In opposition to the motion, Roberson admits he "recently" changed his place of residence from Rialto to Beaumont, but argues he nevertheless has a beneficial interest in the project approvals because his office is located "less than half a mile" from the project site, and he has to "drive or walk by [the project site] more frequently today than [he] did when [his] lawsuit was filed."

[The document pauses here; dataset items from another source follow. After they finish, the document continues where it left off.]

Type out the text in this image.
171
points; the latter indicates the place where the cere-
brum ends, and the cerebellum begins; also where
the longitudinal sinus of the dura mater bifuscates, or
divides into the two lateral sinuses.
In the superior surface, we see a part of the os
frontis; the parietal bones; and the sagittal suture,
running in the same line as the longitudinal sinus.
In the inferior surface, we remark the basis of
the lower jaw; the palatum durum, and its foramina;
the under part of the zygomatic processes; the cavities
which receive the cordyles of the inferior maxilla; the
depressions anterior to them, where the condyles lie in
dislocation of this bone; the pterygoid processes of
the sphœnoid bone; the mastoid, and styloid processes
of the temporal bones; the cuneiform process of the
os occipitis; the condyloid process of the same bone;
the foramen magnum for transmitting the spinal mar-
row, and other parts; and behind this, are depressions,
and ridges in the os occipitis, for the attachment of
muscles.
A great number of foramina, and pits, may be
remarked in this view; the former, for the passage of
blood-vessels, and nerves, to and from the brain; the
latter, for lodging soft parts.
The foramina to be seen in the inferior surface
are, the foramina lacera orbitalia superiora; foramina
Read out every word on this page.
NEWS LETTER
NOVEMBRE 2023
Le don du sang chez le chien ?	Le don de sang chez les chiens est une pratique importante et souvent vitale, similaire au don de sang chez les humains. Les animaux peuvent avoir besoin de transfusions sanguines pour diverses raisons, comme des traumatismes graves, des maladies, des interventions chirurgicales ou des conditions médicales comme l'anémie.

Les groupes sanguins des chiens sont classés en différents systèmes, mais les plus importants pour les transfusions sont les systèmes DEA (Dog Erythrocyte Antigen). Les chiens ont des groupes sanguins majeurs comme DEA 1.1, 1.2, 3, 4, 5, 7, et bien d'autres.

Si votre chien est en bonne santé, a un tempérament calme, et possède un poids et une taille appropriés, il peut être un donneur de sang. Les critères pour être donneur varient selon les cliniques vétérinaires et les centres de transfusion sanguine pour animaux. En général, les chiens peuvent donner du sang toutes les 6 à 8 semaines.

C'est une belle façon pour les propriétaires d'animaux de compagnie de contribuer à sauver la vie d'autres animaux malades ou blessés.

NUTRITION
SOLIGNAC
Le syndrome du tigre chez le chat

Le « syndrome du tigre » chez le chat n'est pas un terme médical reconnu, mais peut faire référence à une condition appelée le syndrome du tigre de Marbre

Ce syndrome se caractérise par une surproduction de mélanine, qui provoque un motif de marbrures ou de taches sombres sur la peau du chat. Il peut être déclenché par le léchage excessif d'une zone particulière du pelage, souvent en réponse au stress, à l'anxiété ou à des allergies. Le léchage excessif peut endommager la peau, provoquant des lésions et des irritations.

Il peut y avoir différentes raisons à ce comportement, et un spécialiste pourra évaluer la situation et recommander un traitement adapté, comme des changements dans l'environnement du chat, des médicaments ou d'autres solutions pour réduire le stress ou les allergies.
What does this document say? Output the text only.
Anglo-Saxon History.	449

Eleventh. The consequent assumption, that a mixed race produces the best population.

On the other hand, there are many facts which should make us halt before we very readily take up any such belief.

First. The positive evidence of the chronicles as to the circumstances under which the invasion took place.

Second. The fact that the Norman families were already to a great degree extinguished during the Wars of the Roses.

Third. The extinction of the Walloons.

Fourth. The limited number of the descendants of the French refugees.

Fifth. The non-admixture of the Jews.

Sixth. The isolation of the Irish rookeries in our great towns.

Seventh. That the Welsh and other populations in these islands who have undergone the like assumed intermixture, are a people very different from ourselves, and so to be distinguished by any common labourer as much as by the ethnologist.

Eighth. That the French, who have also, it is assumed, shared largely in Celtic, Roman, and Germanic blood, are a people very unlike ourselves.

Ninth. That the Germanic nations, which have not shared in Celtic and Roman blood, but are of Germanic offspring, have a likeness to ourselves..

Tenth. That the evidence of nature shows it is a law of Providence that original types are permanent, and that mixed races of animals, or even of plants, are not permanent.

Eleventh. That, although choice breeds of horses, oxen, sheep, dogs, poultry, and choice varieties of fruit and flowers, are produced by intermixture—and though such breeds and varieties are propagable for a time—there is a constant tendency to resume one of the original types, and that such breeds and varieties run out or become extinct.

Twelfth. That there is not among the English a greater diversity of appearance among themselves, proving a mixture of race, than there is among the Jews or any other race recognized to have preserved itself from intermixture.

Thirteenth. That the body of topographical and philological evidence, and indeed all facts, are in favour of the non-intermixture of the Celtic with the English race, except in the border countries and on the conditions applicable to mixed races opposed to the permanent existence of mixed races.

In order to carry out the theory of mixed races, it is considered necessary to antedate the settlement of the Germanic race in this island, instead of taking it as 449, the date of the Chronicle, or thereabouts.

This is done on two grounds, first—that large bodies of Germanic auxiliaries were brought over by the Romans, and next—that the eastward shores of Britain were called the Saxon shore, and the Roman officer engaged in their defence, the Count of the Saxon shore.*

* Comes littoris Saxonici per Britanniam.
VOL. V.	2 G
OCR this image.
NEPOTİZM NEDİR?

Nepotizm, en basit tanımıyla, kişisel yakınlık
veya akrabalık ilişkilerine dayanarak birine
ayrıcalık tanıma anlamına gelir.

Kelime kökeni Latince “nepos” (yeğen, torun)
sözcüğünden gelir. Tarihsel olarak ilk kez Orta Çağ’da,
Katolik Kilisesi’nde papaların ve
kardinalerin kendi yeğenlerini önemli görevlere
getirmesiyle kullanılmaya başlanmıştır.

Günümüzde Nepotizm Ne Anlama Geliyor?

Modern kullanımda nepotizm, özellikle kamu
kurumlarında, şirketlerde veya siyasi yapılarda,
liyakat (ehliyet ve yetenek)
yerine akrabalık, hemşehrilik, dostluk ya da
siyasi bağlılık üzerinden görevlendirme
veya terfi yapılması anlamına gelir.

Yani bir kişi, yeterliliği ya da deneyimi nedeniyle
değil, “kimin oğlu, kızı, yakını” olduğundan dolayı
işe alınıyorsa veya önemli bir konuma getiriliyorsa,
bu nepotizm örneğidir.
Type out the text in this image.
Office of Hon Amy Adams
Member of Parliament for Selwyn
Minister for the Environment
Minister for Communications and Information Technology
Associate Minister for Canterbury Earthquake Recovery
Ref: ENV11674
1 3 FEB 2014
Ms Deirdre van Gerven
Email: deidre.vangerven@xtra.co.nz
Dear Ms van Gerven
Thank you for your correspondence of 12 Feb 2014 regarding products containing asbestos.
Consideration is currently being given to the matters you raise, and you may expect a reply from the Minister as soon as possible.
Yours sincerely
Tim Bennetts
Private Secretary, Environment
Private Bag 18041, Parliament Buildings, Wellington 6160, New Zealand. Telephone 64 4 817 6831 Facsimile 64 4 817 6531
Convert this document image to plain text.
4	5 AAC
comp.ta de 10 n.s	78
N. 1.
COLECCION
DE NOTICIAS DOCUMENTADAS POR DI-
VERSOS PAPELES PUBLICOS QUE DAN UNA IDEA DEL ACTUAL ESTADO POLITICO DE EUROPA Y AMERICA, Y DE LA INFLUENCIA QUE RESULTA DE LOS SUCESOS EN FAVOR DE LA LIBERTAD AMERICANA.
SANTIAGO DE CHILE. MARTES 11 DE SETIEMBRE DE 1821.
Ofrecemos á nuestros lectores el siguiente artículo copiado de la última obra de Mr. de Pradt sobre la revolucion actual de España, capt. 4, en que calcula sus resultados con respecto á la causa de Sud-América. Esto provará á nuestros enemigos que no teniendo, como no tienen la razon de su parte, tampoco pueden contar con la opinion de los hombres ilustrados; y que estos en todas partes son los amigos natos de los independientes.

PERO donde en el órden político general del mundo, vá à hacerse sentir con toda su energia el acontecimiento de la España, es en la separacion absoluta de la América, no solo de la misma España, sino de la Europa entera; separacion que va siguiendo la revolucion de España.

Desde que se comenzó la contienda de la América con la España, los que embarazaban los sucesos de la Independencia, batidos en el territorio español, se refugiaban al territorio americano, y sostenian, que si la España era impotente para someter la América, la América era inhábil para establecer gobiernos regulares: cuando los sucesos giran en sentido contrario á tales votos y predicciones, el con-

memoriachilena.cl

It is unnecessary to address the merits of real parties' second motion to dismiss based on Roberson's current lack of standing to appeal or the related request for judicial notice. For the reasons discussed, Roberson has not demonstrated reversible error, and his defective notice claim, which in the trial court was based squarely on the project approvals' "likely ... harm to the community," and not on any distinct, personal harm to Roberson, is barred by the doctrine of res judicata. (See Braude v. City of Los Angeles (1990) 226 Cal.App.3d 83, 88-89 [276 Cal.Rptr. 256] [beneficial interest standing must be based on interest not held in common with public at large].)